La fusillade de Copenhague a fait un sinistre écho à l’attentat contre les journalistes de Charlie Hebdo et celui du supermarché casher de la Porte de Vincennes. Mais comme ces deux précédents, elle est un événement presque sans image, sans cette synthèse visuelle qui symboliserait l’évènement autant qu’elle le réduirait. Alors, en guise d’images, il ne reste que quelques points de passages obligés, quelques figures récurrentes plus illustratives que puissamment évocatrices.
| par Bruno Dubreuil, chroniqueur dévoué
Dans les jeux vidéos (Grand Theft Auto), dans les séries télévisées (Boardwalk Empire), la fusillade est devenue un motif populaire.
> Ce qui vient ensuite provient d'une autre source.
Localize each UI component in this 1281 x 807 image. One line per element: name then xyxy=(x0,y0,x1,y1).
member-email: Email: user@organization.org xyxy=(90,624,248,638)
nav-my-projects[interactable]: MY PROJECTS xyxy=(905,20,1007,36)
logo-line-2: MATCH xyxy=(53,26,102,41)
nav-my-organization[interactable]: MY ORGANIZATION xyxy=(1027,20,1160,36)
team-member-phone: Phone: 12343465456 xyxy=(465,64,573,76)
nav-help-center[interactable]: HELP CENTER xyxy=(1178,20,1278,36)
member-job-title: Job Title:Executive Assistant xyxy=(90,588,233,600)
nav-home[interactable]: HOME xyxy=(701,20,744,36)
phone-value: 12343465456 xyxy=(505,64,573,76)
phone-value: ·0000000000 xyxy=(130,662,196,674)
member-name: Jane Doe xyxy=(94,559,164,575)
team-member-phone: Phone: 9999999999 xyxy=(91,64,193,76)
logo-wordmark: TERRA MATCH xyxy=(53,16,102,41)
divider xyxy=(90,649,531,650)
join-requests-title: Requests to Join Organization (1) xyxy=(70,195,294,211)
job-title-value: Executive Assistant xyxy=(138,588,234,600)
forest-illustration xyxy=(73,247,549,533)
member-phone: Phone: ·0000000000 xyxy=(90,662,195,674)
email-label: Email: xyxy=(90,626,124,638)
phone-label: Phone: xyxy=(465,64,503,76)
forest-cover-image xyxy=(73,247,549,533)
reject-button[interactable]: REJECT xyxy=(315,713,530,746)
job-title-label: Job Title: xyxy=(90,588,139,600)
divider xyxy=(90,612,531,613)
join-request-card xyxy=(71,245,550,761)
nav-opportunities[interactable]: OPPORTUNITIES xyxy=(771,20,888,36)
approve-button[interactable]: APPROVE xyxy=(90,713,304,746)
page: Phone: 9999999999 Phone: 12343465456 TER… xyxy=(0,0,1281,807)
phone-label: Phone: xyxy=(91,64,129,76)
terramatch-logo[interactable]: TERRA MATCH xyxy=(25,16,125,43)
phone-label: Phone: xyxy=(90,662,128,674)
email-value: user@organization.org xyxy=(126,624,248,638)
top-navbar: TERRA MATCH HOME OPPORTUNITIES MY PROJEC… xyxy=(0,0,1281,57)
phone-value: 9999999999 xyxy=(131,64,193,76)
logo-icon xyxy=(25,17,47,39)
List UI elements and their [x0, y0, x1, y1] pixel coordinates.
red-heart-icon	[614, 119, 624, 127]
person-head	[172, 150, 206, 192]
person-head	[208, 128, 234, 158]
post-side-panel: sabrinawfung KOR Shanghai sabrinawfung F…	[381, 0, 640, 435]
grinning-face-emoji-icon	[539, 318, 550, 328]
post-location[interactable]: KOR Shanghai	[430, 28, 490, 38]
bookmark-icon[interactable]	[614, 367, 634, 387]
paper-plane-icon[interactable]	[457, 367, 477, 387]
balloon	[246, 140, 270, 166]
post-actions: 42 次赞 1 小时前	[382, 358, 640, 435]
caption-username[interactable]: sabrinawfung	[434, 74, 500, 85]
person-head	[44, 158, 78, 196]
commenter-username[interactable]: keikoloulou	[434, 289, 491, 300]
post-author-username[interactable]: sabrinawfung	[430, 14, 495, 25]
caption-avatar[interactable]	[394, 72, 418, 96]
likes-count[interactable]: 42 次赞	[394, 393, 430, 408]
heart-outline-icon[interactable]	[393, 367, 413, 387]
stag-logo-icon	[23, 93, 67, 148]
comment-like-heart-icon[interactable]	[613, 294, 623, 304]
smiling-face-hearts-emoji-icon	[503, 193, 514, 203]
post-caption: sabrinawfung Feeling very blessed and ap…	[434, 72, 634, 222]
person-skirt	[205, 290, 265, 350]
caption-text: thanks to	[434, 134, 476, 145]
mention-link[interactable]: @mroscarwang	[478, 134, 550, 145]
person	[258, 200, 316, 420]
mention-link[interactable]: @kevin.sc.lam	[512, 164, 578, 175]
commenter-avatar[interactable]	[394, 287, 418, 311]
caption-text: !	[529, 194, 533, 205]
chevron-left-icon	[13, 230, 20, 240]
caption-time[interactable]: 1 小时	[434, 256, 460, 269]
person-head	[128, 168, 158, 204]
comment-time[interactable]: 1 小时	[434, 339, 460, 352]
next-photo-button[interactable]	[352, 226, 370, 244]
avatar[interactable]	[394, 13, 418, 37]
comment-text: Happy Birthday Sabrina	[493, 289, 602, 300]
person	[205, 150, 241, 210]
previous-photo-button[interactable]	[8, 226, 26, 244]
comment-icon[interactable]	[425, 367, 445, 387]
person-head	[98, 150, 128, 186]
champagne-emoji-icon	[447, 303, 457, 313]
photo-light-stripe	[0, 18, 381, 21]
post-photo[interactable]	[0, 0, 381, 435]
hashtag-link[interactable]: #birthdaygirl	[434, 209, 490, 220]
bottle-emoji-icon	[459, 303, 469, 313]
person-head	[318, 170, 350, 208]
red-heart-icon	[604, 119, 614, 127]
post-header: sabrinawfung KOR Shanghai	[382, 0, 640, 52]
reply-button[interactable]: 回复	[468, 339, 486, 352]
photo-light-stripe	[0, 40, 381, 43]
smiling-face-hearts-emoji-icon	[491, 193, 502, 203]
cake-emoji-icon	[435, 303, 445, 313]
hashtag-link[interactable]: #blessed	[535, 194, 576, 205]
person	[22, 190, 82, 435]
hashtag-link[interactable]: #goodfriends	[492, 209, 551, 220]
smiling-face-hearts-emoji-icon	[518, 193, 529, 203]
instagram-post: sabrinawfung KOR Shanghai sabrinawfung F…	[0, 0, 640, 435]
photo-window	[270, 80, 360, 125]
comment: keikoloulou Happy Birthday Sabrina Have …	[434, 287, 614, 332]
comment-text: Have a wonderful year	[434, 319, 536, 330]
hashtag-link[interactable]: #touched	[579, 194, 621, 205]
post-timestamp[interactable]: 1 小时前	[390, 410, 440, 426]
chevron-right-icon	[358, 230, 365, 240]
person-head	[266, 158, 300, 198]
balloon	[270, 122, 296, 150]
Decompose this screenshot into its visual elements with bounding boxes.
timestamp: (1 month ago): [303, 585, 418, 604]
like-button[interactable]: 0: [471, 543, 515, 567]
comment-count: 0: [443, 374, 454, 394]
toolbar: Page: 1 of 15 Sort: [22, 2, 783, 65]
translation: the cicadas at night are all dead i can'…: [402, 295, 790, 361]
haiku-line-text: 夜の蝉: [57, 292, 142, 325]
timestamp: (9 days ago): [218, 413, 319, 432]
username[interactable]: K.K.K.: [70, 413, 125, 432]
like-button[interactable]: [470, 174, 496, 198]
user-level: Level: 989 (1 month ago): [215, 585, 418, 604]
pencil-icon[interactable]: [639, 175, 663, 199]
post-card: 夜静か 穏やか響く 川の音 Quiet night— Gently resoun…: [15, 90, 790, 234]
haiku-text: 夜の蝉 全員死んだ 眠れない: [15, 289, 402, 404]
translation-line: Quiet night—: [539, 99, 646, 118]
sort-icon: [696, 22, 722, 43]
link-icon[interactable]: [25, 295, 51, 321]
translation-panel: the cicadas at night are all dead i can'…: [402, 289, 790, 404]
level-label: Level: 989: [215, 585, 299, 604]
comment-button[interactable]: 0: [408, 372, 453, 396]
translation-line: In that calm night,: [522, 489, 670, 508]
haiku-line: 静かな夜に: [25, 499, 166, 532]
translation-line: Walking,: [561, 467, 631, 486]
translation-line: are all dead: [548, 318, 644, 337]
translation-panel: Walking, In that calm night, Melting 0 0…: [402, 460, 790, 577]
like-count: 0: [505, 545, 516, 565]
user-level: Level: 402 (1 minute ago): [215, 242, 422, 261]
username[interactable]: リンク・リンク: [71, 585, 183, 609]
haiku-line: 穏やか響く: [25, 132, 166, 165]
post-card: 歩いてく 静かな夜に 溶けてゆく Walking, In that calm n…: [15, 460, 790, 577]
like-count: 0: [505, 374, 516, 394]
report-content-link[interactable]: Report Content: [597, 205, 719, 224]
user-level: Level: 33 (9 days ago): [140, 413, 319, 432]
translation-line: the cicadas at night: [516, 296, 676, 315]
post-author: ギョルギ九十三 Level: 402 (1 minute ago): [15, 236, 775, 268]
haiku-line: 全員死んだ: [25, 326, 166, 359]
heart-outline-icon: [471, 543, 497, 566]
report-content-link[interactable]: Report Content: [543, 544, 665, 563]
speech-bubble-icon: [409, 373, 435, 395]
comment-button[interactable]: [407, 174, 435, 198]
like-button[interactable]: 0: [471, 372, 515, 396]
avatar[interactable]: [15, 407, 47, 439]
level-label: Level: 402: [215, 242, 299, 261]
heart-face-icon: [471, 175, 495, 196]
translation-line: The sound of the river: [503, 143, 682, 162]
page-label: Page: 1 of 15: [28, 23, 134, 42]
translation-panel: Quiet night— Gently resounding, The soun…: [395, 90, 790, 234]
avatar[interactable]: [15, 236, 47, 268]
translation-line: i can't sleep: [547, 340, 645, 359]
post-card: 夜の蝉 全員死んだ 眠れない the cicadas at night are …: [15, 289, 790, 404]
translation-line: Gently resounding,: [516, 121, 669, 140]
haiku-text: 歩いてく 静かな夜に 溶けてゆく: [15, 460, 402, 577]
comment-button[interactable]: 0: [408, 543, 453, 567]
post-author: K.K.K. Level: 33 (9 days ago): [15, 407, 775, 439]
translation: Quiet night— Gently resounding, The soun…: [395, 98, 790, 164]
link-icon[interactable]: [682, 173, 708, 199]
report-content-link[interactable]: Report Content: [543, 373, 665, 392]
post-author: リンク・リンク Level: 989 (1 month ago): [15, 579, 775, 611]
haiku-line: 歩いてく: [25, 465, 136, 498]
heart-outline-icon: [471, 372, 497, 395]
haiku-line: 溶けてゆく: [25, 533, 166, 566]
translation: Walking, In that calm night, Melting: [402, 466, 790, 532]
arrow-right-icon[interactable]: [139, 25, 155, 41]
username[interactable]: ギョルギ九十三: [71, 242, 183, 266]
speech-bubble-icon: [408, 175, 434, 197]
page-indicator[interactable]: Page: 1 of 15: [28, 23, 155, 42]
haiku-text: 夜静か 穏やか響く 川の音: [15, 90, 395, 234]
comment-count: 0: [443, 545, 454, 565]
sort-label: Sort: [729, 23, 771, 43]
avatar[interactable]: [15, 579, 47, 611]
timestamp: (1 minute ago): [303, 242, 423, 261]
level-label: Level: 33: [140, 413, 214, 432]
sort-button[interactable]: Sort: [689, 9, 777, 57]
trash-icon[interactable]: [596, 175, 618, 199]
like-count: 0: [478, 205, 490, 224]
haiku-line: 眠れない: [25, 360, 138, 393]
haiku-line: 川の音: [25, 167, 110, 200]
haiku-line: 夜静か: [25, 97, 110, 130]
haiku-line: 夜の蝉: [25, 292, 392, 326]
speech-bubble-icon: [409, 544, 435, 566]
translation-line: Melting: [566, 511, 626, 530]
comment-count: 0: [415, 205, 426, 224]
Les personnages la pratiquent dans un état second, une jouissance qui pourrait se transférer dangereusement au gamer ou au spectateur. Dans un rire dément, le gangster « arrose » tous azimuts. Les douilles vides sont expulsées du chargeur et flottent en l’air. En contrechamp, les corps tressautent sous les impacts. Ensuite, vient le moment d’hébétude, débris et armes fumantes. Alors que les Etats-Unis entretiennent une triste tradition de fusillades publiques, il est surprenant de constater que ce motif s’est banalisé dans les jeux et la fiction. Mais, plus que le charme vénéneux de la violence, c’est peut-être précisément parce que les images réelles font défaut.
Bien différentes des représentations fictionnelles, les images de fusillades se présentent sous quatre formes principales, quatre temps de l’évènement qui sont les mêmes que ceux du commentaire et de l’information.
Premier temps : la confusion. C’est le temps du direct et de ses contraintes : images amateurs, déclenchées par surprise, loin de l’évènement et surtout, alors que l’évènement n’est pas encore compris. Comment alors réaliser une image qui puisse faire sens ? L’image flotte, hésite quant à ce qu’elle doit montrer. Elle n’offre guère de lecture, ne satisfait nullement notre pulsion scopique mais nous assure du plus important : quelque chose a bien eu lieu puisqu’il y a une image.
Deuxième temps : le « feu de l’action ». Evacuation en hâte, courses en tous sens. L’évènement a déjà eu lieu mais paradoxalement, ces instants de grands mouvements l’évoquent plus fortement, parce qu’on les assimilent aux mouvements de fuite qui ont suivi les tirs. Cadrages plus serrés, la stupeur se rapproche du spectateur, les images sont plus impliquantes.
Troisième temps : le temps de l’émotion. Dans l’après immédiat de l’évènement, les images doivent susciter de l’empathie, de l’identification. Les pleurs, les corps allongés, les traces de la violence qui a eu lieu : impacts de balles, taches de sang.
Quatrième temps : les débuts de l’enquête. Le lieu est désormais investi par la police, l’emblême principal est celui des bandes du périmètre de sécurité. L’évènement est laissé à des professionnels, l’image (ou l’absence d’image) est entre leurs mains. Ce sont eux qui savent quelles images montrer.
Plus illustratives que porteuses d’une expérience du réel, ces photos peuvent avoir du mal à concurrencer une vidéo amateur restituant les cris des assaillants et les bruits des détonations.
Elles sont pourtant indispensables si on considère, comme Susan Sontag, que les guerres sans images sont sorties de nos mémoires. Reste ce que les américains appellent le reportage du jour d’après, celui qui revient à froid sur l’évènement. Celui que nous attendons à propos des évènements de janvier.